A Hybrid Semi‐Inverse Variational and Machine Learning Approach for the Schrödinger Equation

ABSTRACT This study introduces a hybrid analytical–machine learning framework for solving the Schrödinger equation with complex potentials. The semi‐inverse variational method is first used to generate highly accurate eigenfunctions and eigenenergies for both 1D radial potentials (Yukawa and Cornell) and a 2D coupled anharmonic oscillator. Based on these rigorous, physics‐consistent results, we train supervised machine learning models; including Random Forest and Neural Network regressors; to predict energy eigenvalues across wide parameter ranges. Both models achieve near‐perfect predictive accuracy (R 2 > 0.999) with errors of only a few millielectronvolts, while preserving fundamental quantum‐mechanical trends. Feature importance analysis confirms that the quantum number n and potential strength parameters dominate the energy scaling, in agreement with theoretical expectations.

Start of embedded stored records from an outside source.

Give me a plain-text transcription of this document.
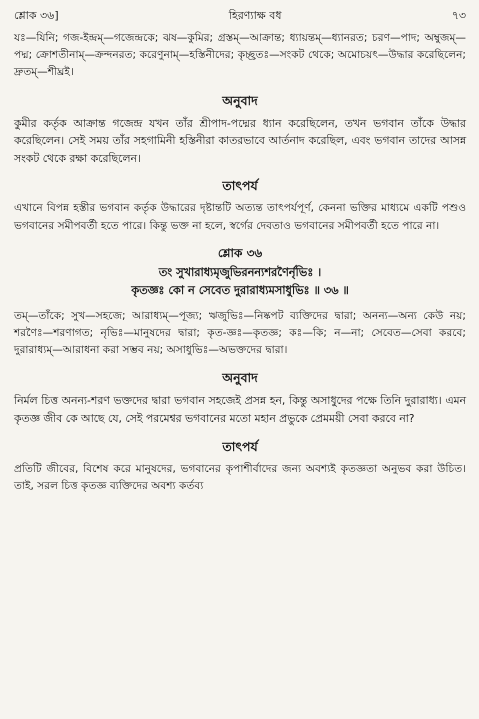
শ্লোক ৩৬]	হিরণ্যাক্ষ বধ	৭৩

যঃ—যিনি; গজ-ইন্দ্রম্—গজেন্দ্রকে; ঝষ—কুমির; গ্রস্তম্—আক্রান্ত; ধ্যায়ন্তম্—ধ্যানরত; চরণ—পাদ; অম্বুজম্—পদ্ম; ক্রোশতীনাম্—ক্রন্দনরত; করেণুনাম্—হস্তিনীদের; কৃচ্ছ্রতঃ—সংকট থেকে; অমোচয়ৎ—উদ্ধার করেছিলেন; দ্রুতম্—শীঘ্রই।

অনুবাদ

কুমীর কর্তৃক আক্রান্ত গজেন্দ্র যখন তাঁর শ্রীপাদ-পদ্মের ধ্যান করেছিলেন, তখন ভগবান তাঁকে উদ্ধার করেছিলেন। সেই সময় তাঁর সহগামিনী হস্তিনীরা কাতরভাবে আর্তনাদ করেছিল, এবং ভগবান তাদের আসন্ন সংকট থেকে রক্ষা করেছিলেন।

তাৎপর্য

এখানে বিপন্ন হস্তীর ভগবান কর্তৃক উদ্ধারের দৃষ্টান্তটি অত্যন্ত তাৎপর্যপূর্ণ, কেননা ভক্তির মাধ্যমে একটি পশুও ভগবানের সমীপবর্তী হতে পারে। কিন্তু ভক্ত না হলে, স্বর্গের দেবতাও ভগবানের সমীপবর্তী হতে পারে না।

শ্লোক ৩৬
তং সুখারাধ্যমৃজুভিরনন্যশরণৈর্নৃভিঃ ।
কৃতজ্ঞঃ কো ন সেবেত দুরারাধ্যমসাধুভিঃ ॥ ৩৬ ॥

তম্—তাঁকে; সুখ—সহজে; আরাধ্যম্—পূজ্য; ঋজুভিঃ—নিষ্কপট ব্যক্তিদের দ্বারা; অনন্য—অন্য কেউ নয়; শরণৈঃ—শরণাগত; নৃভিঃ—মানুষদের দ্বারা; কৃত-জ্ঞঃ—কৃতজ্ঞ; কঃ—কি; ন—না; সেবেত—সেবা করবে; দুরারাধ্যম্—আরাধনা করা সম্ভব নয়; অসাধুভিঃ—অভক্তদের দ্বারা।

অনুবাদ

নির্মল চিত্ত অনন্য-শরণ ভক্তদের দ্বারা ভগবান সহজেই প্রসন্ন হন, কিন্তু অসাধুদের পক্ষে তিনি দুরারাধ্য। এমন কৃতজ্ঞ জীব কে আছে যে, সেই পরমেশ্বর ভগবানের মতো মহান প্রভুকে প্রেমময়ী সেবা করবে না?

তাৎপর্য

প্রতিটি জীবের, বিশেষ করে মানুষদের, ভগবানের কৃপাশীর্বাদের জন্য অবশ্যই কৃতজ্ঞতা অনুভব করা উচিত। তাই, সরল চিত্ত কৃতজ্ঞ ব্যক্তিদের অবশ্য কর্তব্য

By integrating variational physics with data‐driven emulation, this hybrid framework reduces computational cost by orders of magnitude; enabling rapid, high‐throughput exploration of quantum systems across dimensions. The approach not only accelerates parameter screening but also serves as a discovery tool, uncovering emergent scaling laws and critical confinement behavior in mixed potentials. This synergy between analytical rigor and machine learning efficiency opens new pathways for quantum simulation, materials design, and the discovery of novel quantum phenomena.